Stage 3 processing presents a ‘nowcast’ product by combining the most recent predictions from each available cycle. Product uses CF variable names and 1 hr interval. The resulting produce is single time-series for each ensemble member, rather than a set of time series from all the forecasts. Stage 3 can be viewed as the “historical” weather for site as simulated by NOAA GEFS. Stage 3 is useful for model training because it ensures that the magnitude and variability of the weather data used to train your model is similar to that in the NOAA GEFS weather forecast you may use as inputs to your forecast.

Stage 3 uses CF variable names and 1 hr interval

• air_temperature (K)
  
• air_pressure (Pa)
  
• relative_humidity (proportion)
  
• surface_downwelling_longwave_flux_in_air (W/m^2)
  
• surface_downwelling_shortwave_flux_in_air (W/m^2) 
• precipitation_flux (kg/(m^2 s))
  
• eastward_wind (m/s)
  
• northward_wind (m/s)
  

weather_stage3 <- neon4cast::noaa_stage3()
weather_stage3 |> 
dplyr::filter(site_id == "BART") |>
dplyr::collect()

If you are using python tools (pyarrow) the endpoint is data.ecoforecast.org and the bucket is neon4cast-drivers/noaa/gefs-v12/stage3/parquet

Stage 3 has the following columns

site_id: string : NEON site ID
prediction: double : forecasted value
variable: string : weather variable
height: string : height above ground for weather variable
family: string: class of uncertainty (ensemble)
parameter: int32 : ensemble member number
datetime: timestamp[us, tz=UTC] : datetime of forecast
longitude: double : location of NEON site
latitude: double : location of NEON site

9.2 NEON Observed

The observed weather at each NEON site as also available in the monthly released data products by NEON. We are downloading these data and providing through the following function

neon <- arrow::s3_bucket("neon4cast-targets/neon",
                  endpoint_override = "data.ecoforecast.org",
                  anonymous = TRUE)

The list of data tables that are available can be found using this command.

neon$ls()

And here is an example for accessing the triple aspirated temperature data product. See the data product (i.e., DP1.00003.001) in NEON data portal for more information about the table names.

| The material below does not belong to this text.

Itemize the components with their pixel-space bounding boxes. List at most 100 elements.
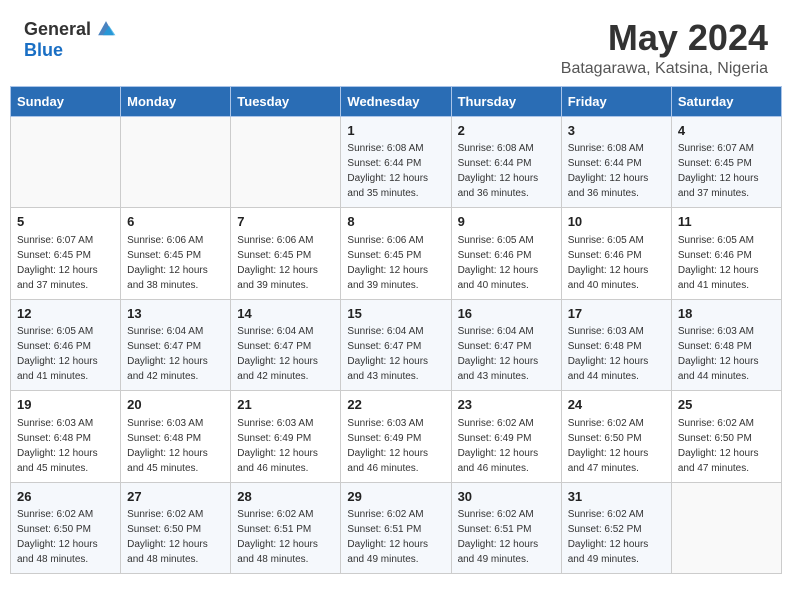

taat <- arrow::open_dataset(neon$path("TAAT_30min-basic-DP1.00003.001")) 

Here is an example showing how to download particular subsets of the data table.

neon_temp <- taat |>
  mutate(time = as.Date(startDateTime)) |>
  group_by(siteID, time) |>
  summarise(mean_tmp = mean(tempTripleMean, na.rm = TRUE),
            min_tmp = min(tempTripleMinimum, na.rm = TRUE),
            max_tmp = max(tempTripleMaximum, na.rm = TRUE)) |>
  rename(site_id = siteID) |>
  collect()

9.3 Downloading of raw NOAA GEFS Forecasts

The documentation above describes how to access NOAA GEFS forecasts that we have subseted for NEON sites. We recommend using this approach.

The code used to download and process the raw NOAA GEFS forecast from Amazon Web Services Registry of Open Data is available in the gefs4cast package found at github.com/eco4cast/gefs4cast

9.4 Timing of data availability

See Appendix B for information on the time day that the NOAA data become available on our servers for use in the Challenge.